Friday, October 17, 2014

Pipeline and Innovation for Psychotropic Drugs Are Limited, Study Finds


As development of drugs to treat psychiatric disorders lags behind that of drugs for other illnesses, a recent study published in Psychiatric Services in Advance sheds light on why the pipeline for psychotropic medicines is nearly empty.

Researchers from Brandeis University and Truven Health Analytics led an investigation of the current state of psychotropic drugs in the pipeline and potential barriers that may keep these drugs from reaching distribution in the United States. Sifting through industry reports, company press releases, and the National Institutes of Health clinical trials website, the researchers gathered information on phase 3 trials for drugs being developed to treat major psychiatric disorders, including alcohol use disorder, schizophrenia, and depression. All studies involved adults aged 18 or older.

The analysis showed that the pipeline for psychotropic drug development—99 clinical trials were included—is limited, with little product innovation evident. Most of the examined drugs were a combination of existing of U.S. Food and Drug Administration-approved medicines or individually approved medicines that were being tested for new indications or delivery-system approaches (such as an injectable version that is similar to an approved oral form). Only three drugs differed substantially from existing drugs.

Among the barriers that hindered development of psychotropic drugs were incentives that encourage firms to focus on incremental innovation—such as a new version with fewer associated side effects—rather than taking risk on radically new molecular approaches, the failure of animal studies to translate well to human trials, and drug-approval thresholds set by the FDA that developers and manufacturers may perceive as too high to attain.

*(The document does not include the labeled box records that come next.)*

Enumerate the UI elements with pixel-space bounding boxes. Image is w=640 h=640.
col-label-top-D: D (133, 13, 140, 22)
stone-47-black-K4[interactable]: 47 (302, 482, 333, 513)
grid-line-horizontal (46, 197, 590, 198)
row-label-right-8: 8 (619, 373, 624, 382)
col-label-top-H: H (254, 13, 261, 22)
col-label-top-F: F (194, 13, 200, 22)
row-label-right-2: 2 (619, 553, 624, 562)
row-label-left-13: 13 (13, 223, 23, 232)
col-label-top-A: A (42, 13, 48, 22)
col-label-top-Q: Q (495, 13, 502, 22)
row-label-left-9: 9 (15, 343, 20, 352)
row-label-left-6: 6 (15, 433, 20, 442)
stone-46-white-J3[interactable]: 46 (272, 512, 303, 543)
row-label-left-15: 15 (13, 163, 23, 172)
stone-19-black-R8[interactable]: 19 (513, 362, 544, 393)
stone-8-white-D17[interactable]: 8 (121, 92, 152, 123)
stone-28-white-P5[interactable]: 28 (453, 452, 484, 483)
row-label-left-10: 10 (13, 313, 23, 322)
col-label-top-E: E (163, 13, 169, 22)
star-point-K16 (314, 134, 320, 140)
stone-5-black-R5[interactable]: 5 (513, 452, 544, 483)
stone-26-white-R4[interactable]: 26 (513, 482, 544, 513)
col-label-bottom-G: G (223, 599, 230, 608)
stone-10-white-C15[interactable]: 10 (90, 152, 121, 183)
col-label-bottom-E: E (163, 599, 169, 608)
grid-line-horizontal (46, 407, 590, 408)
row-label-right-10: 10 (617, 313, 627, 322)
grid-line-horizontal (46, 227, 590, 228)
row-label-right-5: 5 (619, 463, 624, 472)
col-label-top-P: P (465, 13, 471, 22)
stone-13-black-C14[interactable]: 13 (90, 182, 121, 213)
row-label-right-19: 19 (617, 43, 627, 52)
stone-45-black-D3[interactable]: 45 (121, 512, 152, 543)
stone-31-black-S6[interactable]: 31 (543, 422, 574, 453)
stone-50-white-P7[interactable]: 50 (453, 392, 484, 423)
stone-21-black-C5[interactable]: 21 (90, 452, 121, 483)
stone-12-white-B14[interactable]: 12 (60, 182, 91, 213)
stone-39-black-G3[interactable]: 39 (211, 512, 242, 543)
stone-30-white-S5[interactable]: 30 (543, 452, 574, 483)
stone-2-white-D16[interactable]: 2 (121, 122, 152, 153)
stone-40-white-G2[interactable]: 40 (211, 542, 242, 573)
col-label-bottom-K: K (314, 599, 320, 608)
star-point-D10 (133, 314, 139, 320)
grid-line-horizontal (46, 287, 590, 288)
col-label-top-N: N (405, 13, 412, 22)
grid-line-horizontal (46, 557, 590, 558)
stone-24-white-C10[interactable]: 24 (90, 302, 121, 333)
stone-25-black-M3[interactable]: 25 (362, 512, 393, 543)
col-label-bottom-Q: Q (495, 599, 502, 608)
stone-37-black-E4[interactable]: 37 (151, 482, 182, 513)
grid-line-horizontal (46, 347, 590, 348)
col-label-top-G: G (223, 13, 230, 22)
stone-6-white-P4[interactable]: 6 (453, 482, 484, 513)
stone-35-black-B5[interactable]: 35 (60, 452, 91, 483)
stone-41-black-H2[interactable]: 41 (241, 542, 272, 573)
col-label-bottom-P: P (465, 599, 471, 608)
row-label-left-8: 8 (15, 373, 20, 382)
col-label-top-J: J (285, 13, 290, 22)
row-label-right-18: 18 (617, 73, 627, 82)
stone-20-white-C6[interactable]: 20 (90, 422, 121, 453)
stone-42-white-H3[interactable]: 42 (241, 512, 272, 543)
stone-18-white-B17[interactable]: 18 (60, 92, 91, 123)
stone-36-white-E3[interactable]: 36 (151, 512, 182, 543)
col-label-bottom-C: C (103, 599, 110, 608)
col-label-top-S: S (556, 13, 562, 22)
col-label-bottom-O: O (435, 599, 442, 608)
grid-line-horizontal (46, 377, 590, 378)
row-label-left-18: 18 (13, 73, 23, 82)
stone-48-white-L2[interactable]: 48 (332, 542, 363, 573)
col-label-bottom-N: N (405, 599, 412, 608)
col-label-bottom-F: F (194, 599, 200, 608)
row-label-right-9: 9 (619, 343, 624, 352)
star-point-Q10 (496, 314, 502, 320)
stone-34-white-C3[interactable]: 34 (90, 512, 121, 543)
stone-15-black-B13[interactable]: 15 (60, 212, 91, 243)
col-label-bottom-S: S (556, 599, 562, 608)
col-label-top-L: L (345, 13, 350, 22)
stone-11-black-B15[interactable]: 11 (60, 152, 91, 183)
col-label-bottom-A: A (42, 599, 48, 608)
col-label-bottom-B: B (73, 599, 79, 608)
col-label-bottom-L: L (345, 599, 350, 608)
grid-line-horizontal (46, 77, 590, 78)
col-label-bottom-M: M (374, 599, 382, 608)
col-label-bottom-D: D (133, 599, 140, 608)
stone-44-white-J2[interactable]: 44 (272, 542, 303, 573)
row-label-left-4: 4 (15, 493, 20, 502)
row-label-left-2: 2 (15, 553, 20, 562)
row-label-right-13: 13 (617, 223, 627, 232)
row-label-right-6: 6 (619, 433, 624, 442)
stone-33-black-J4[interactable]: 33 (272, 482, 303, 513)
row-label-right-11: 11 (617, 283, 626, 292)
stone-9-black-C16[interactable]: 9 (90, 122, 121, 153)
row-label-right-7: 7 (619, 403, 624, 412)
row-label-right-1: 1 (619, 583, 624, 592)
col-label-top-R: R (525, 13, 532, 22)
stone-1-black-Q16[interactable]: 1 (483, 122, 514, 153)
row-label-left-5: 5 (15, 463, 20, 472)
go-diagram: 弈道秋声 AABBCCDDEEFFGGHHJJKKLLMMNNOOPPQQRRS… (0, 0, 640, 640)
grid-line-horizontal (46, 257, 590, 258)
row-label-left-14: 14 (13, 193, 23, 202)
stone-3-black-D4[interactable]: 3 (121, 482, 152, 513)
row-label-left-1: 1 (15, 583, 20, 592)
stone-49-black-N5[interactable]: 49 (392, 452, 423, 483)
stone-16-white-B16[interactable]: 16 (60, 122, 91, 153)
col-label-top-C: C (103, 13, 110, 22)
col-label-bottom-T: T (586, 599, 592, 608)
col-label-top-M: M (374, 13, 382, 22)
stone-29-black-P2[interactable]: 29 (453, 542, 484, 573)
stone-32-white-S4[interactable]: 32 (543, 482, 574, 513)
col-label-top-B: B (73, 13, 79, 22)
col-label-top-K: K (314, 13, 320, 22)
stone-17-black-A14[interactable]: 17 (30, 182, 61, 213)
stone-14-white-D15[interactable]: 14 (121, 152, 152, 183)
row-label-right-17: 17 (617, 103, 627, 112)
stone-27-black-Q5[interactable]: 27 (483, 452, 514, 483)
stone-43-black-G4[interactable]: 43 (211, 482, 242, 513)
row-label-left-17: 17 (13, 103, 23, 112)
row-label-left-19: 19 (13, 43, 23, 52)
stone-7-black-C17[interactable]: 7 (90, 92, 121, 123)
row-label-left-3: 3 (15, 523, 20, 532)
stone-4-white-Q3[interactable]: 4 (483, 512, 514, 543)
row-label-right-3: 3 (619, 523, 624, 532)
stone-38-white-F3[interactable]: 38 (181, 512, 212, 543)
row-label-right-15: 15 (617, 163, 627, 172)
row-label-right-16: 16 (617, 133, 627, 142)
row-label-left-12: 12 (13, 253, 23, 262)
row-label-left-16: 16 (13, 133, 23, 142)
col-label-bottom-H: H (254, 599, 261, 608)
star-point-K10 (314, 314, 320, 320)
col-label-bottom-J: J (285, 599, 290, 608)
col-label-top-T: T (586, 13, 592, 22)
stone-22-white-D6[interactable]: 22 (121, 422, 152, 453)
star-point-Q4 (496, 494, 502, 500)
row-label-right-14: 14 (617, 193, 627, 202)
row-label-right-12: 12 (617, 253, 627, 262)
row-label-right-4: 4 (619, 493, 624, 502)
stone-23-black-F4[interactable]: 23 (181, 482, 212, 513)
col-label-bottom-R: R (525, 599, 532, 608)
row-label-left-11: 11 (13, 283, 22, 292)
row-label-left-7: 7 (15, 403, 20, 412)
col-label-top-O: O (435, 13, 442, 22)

In an interview with Psychiatric News, Alan Schatzberg, M.D., a professor of psychiatry at Stanford University and former APA president, said that the departure by pharmaceutical companies to develop innovative psychotropic medicines could result in serious problems for the field of psychiatry, especially for patients.

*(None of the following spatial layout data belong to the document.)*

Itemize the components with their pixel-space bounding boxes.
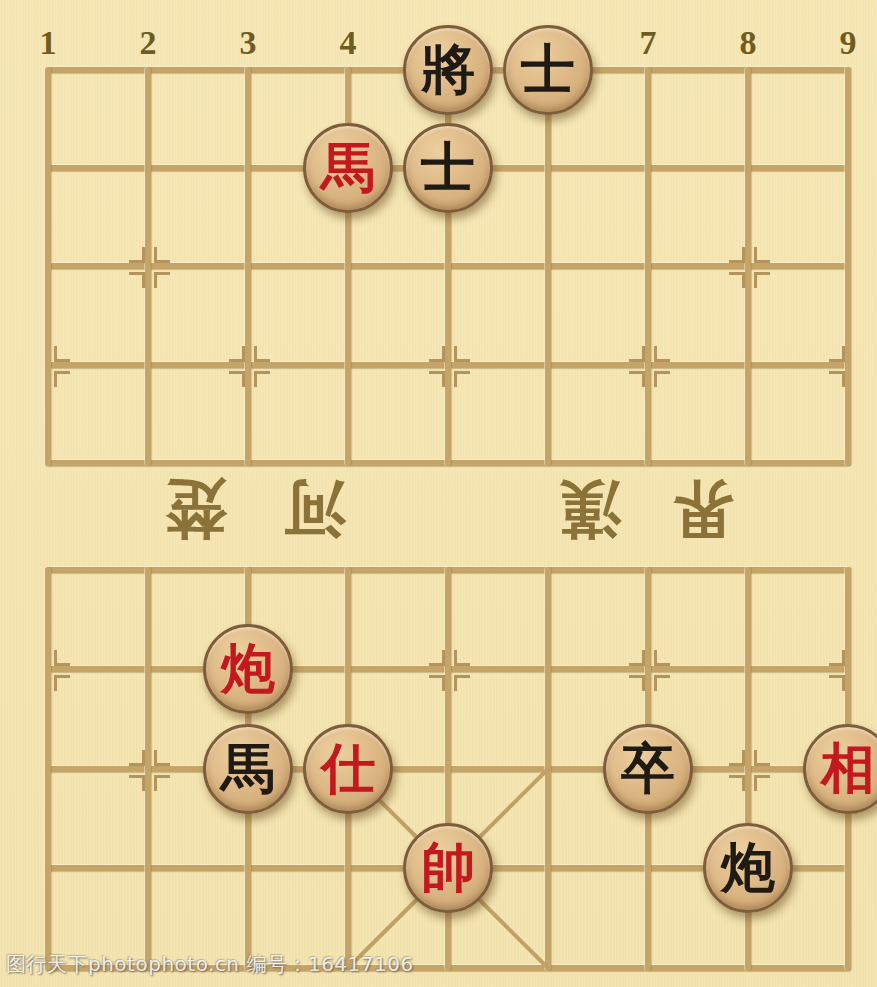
star-marker-bracket [654, 675, 670, 691]
star-marker-bracket [129, 750, 145, 766]
star-marker-bracket [454, 675, 470, 691]
star-marker-bracket [54, 346, 70, 362]
river-inscription-char: 界 [672, 467, 734, 551]
star-marker-bracket [54, 371, 70, 387]
star-marker-bracket [429, 371, 445, 387]
star-marker-bracket [829, 346, 845, 362]
piece-black[interactable]: 士 [403, 123, 493, 213]
piece-red[interactable]: 帥 [403, 823, 493, 913]
star-marker-bracket [754, 247, 770, 263]
piece-black[interactable]: 炮 [703, 823, 793, 913]
star-marker-bracket [629, 650, 645, 666]
star-marker-bracket [154, 775, 170, 791]
grid-line-vertical [245, 67, 251, 466]
star-marker-bracket [229, 346, 245, 362]
grid-line-vertical [45, 567, 51, 971]
star-marker-bracket [254, 346, 270, 362]
star-marker-bracket [54, 650, 70, 666]
file-label: 1 [28, 24, 68, 62]
star-marker-bracket [254, 371, 270, 387]
river-inscription-char: 楚 [165, 467, 227, 551]
star-marker-bracket [454, 650, 470, 666]
piece-black[interactable]: 士 [503, 25, 593, 115]
xiangqi-board-image: 123456789 楚河漢界 將士馬士炮馬仕卒相帥炮 图行天下photophot… [0, 0, 877, 987]
star-marker-bracket [129, 775, 145, 791]
star-marker-bracket [654, 346, 670, 362]
star-marker-bracket [54, 675, 70, 691]
grid-line-vertical [545, 67, 551, 466]
grid-line-vertical [745, 67, 751, 466]
piece-red[interactable]: 相 [803, 724, 877, 814]
star-marker-bracket [629, 346, 645, 362]
river-inscription-char: 河 [284, 467, 346, 551]
watermark: 图行天下photophoto.cn 编号：16417106 [6, 951, 414, 978]
file-label: 7 [628, 24, 668, 62]
star-marker-bracket [729, 775, 745, 791]
river-inscription-char: 漢 [559, 467, 621, 551]
star-marker-bracket [154, 750, 170, 766]
piece-black[interactable]: 卒 [603, 724, 693, 814]
piece-black[interactable]: 馬 [203, 724, 293, 814]
star-marker-bracket [454, 371, 470, 387]
piece-red[interactable]: 仕 [303, 724, 393, 814]
star-marker-bracket [729, 750, 745, 766]
star-marker-bracket [729, 247, 745, 263]
star-marker-bracket [654, 650, 670, 666]
star-marker-bracket [629, 675, 645, 691]
star-marker-bracket [429, 346, 445, 362]
piece-black[interactable]: 將 [403, 25, 493, 115]
star-marker-bracket [154, 247, 170, 263]
star-marker-bracket [429, 650, 445, 666]
piece-red[interactable]: 炮 [203, 624, 293, 714]
file-label: 8 [728, 24, 768, 62]
star-marker-bracket [129, 247, 145, 263]
star-marker-bracket [754, 272, 770, 288]
file-label: 4 [328, 24, 368, 62]
star-marker-bracket [229, 371, 245, 387]
star-marker-bracket [829, 371, 845, 387]
star-marker-bracket [729, 272, 745, 288]
piece-red[interactable]: 馬 [303, 123, 393, 213]
star-marker-bracket [654, 371, 670, 387]
star-marker-bracket [829, 675, 845, 691]
grid-line-vertical [545, 567, 551, 971]
grid-line-vertical [145, 567, 151, 971]
star-marker-bracket [154, 272, 170, 288]
grid-line-vertical [645, 67, 651, 466]
star-marker-bracket [754, 775, 770, 791]
star-marker-bracket [129, 272, 145, 288]
file-label: 2 [128, 24, 168, 62]
grid-line-vertical [45, 67, 51, 466]
file-label: 3 [228, 24, 268, 62]
grid-line-vertical [145, 67, 151, 466]
star-marker-bracket [629, 371, 645, 387]
star-marker-bracket [429, 675, 445, 691]
star-marker-bracket [754, 750, 770, 766]
star-marker-bracket [454, 346, 470, 362]
star-marker-bracket [829, 650, 845, 666]
grid-line-vertical [845, 67, 851, 466]
file-label: 9 [828, 24, 868, 62]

“There is a number of initiatives by various organizations to help with this problem, including the European College of Neuropsychopharmacology, which is working with companies to provide investigators with compounds that have been shelved, and NIMH's Research Domain Criteria [RDoC], which promotes research on specific [and new] biological targets," he said. Schatzberg emphasized that it will take a concerted effort on the parts of governmental agencies, industry, as well as APA to advocate for investment and innovative psychiatric drug development. “Silence will not be helpful to our patients,” he concluded.